As expected, Broadcom announced its plans today to acquire VMware. Various news sources say the company will spend $61 billion, making this one of the largest technology deals of all time. The largest previous deal involving a chipmaker was AMD's $34.1 billion takeover of Xilinx Inc.
Broadcom's products have been used for years in a wide range of consumer and industrial devices. Increasingly, data centers are envisioned as a source of growth for the company. That's where VMware comes in.
"Broadcom is looking for avenues outside of its traditional semiconductor business and into enterprise software," said Tracy Woo, Senior Analyst at Forrester. "The semiconductor market has been hard hit by the pandemic with materials and shipping supply issues and combined, with flattening growth as semiconductors start to reach their performance and innovation is at smaller and smaller increments due to actual physics constraints could be leading the chipmaker to look at other areas for expansion."
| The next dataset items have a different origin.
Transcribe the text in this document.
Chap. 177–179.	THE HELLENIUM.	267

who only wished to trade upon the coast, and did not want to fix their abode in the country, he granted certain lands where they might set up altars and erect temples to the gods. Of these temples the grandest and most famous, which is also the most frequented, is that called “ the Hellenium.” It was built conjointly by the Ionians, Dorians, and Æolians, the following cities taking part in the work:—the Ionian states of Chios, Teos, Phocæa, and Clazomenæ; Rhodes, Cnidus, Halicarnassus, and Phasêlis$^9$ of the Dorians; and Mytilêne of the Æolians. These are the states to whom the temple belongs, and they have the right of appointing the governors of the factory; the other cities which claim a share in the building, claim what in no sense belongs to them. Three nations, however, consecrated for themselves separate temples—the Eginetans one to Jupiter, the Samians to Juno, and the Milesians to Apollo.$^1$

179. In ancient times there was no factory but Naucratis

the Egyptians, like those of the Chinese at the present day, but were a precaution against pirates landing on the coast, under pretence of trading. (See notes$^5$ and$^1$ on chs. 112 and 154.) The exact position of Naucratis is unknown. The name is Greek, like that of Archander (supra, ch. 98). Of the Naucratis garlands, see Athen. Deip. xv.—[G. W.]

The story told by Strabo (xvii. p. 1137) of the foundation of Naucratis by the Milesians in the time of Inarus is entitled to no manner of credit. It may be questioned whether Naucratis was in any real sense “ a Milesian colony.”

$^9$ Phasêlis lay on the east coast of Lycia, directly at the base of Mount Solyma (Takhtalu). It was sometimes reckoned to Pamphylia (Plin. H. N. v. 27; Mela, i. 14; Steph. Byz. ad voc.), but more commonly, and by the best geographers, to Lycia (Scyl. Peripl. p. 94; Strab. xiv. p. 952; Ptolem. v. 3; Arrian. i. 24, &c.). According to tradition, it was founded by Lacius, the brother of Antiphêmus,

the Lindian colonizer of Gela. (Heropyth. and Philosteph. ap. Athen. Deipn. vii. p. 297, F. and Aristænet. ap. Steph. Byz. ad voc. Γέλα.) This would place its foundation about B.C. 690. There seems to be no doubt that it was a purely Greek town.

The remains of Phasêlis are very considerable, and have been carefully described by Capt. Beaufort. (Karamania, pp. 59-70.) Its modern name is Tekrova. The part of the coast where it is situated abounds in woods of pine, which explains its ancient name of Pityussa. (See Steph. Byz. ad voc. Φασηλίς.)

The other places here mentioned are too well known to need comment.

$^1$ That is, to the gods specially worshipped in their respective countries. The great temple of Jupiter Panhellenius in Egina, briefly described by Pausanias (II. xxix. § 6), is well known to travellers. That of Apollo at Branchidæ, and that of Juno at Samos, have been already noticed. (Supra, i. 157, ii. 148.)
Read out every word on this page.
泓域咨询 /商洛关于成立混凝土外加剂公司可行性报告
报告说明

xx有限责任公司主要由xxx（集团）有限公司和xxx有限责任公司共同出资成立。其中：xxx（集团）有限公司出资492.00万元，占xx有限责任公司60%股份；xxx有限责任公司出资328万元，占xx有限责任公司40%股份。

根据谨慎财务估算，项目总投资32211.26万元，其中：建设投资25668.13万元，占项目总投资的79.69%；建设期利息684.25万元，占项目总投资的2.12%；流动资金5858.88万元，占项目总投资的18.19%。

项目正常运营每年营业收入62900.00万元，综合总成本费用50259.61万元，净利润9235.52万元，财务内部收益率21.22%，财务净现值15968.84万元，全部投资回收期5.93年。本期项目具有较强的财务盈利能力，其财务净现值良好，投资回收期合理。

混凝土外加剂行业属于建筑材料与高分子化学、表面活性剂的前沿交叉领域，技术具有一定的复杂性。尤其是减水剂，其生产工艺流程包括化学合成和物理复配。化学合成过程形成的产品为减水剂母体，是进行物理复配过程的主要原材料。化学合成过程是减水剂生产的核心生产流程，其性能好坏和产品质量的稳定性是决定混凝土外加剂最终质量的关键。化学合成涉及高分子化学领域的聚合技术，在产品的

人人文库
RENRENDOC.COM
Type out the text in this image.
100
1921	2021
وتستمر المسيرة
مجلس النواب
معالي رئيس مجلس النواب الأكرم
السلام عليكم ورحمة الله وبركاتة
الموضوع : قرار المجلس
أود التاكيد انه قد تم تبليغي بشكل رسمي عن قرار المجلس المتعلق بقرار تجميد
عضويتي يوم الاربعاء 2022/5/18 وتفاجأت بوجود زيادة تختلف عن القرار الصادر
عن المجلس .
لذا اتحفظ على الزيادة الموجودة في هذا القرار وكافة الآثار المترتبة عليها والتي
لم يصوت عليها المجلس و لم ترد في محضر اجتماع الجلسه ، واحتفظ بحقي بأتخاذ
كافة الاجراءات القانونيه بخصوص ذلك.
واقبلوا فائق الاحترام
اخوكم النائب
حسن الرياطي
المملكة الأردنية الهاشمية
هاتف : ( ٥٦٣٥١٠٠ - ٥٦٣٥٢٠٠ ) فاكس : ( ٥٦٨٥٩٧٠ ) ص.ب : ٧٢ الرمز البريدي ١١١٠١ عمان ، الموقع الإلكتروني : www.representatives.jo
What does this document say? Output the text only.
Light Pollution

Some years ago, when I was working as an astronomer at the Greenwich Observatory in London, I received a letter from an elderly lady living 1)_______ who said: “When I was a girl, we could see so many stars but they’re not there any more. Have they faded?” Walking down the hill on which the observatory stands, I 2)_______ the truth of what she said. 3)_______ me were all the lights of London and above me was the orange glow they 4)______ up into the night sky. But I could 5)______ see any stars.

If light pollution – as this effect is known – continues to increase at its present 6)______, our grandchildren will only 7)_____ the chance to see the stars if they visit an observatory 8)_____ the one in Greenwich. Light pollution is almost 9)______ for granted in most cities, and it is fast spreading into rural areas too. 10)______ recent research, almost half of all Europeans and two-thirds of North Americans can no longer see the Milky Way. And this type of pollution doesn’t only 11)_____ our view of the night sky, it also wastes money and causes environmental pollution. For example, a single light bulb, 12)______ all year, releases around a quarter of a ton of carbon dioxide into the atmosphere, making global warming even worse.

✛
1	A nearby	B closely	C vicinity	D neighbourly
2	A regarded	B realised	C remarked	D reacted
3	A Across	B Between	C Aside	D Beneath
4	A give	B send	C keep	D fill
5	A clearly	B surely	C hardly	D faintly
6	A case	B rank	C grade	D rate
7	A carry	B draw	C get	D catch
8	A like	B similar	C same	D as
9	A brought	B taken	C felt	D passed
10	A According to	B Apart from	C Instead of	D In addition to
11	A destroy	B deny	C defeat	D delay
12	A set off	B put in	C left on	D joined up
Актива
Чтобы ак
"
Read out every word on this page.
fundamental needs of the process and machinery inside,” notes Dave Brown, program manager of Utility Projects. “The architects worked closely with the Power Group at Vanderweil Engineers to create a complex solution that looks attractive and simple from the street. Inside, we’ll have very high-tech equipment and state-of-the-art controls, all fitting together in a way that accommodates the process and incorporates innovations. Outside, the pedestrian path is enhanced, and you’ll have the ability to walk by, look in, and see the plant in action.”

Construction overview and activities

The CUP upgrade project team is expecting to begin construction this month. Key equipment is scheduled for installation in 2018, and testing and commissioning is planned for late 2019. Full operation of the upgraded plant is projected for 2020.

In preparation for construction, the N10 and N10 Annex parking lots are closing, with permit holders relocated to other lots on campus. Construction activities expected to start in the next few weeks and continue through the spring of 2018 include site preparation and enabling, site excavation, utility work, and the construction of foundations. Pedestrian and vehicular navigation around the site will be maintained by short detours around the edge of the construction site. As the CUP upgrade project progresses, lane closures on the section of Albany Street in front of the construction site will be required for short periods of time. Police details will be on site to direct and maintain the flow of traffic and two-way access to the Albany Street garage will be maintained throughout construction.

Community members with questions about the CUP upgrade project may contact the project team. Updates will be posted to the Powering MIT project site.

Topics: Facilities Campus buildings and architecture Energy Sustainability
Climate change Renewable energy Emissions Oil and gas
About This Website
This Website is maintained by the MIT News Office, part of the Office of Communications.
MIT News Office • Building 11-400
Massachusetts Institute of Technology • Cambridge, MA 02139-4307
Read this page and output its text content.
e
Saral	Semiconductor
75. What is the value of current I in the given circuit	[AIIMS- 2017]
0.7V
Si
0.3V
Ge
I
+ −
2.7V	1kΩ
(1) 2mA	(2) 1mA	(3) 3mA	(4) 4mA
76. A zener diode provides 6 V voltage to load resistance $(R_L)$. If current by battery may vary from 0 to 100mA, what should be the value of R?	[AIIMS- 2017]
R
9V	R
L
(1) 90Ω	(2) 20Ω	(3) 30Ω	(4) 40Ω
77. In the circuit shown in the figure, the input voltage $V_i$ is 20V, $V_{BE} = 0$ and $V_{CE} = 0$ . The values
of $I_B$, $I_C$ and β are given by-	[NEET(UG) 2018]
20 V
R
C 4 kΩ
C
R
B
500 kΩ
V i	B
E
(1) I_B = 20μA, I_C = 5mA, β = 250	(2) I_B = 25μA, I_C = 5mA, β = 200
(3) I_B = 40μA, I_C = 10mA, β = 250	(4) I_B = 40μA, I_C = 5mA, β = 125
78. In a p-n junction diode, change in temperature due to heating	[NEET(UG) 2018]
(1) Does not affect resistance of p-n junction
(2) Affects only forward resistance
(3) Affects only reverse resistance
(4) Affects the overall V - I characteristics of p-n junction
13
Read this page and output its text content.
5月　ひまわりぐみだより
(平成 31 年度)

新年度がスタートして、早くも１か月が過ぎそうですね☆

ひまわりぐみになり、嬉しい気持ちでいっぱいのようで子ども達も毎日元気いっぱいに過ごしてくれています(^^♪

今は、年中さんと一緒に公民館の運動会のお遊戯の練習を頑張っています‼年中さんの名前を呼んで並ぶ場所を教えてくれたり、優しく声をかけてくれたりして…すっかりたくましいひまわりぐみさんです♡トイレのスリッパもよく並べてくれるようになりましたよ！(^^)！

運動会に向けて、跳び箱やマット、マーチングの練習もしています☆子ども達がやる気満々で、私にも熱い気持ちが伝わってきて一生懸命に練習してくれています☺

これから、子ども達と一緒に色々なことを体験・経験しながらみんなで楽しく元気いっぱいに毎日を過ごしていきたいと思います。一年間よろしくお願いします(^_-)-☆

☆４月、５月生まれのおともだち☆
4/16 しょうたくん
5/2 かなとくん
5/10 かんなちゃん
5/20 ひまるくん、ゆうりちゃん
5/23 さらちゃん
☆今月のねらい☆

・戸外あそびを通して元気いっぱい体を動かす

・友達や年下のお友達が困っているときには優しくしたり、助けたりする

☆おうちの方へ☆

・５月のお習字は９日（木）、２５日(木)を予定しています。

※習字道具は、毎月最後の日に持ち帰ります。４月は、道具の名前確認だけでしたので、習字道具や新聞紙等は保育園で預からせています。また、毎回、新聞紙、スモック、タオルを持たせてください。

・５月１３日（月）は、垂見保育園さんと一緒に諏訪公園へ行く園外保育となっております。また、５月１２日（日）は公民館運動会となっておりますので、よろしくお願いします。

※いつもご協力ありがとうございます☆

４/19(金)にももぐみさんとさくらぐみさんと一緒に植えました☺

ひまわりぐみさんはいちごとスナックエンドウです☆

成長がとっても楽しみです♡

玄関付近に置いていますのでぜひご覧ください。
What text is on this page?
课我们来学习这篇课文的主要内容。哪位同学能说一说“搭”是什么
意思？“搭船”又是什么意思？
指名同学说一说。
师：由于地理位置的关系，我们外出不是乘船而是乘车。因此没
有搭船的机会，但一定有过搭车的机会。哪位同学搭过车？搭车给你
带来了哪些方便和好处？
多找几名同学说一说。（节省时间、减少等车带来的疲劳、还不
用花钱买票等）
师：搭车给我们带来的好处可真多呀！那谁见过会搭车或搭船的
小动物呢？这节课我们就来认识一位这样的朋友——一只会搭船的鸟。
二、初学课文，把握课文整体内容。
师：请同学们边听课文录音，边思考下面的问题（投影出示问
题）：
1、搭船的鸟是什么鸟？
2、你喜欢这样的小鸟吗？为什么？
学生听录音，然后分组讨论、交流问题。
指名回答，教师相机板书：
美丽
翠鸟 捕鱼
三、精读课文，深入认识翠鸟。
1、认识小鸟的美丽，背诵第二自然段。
Woo noted that VMware is a main player in enterprise software and especially wins with its management products (vRealize management suite and CloudHealth). According to Woo, these products in VMware's portfolio have seen tremendous growth year over year and continue to far exceed its competition.
Software is hot
This year has already seen several large deals (announced or made) in the software arena. Microsoft bought video game publisher Activision Blizzard Inc. for $69 billion. A consortium backed by Vista Equity Partners acquired Citrix Systems Inc. for $13 billion. And, of course, Elon Musk's $44 billion buyout bid for Twitter.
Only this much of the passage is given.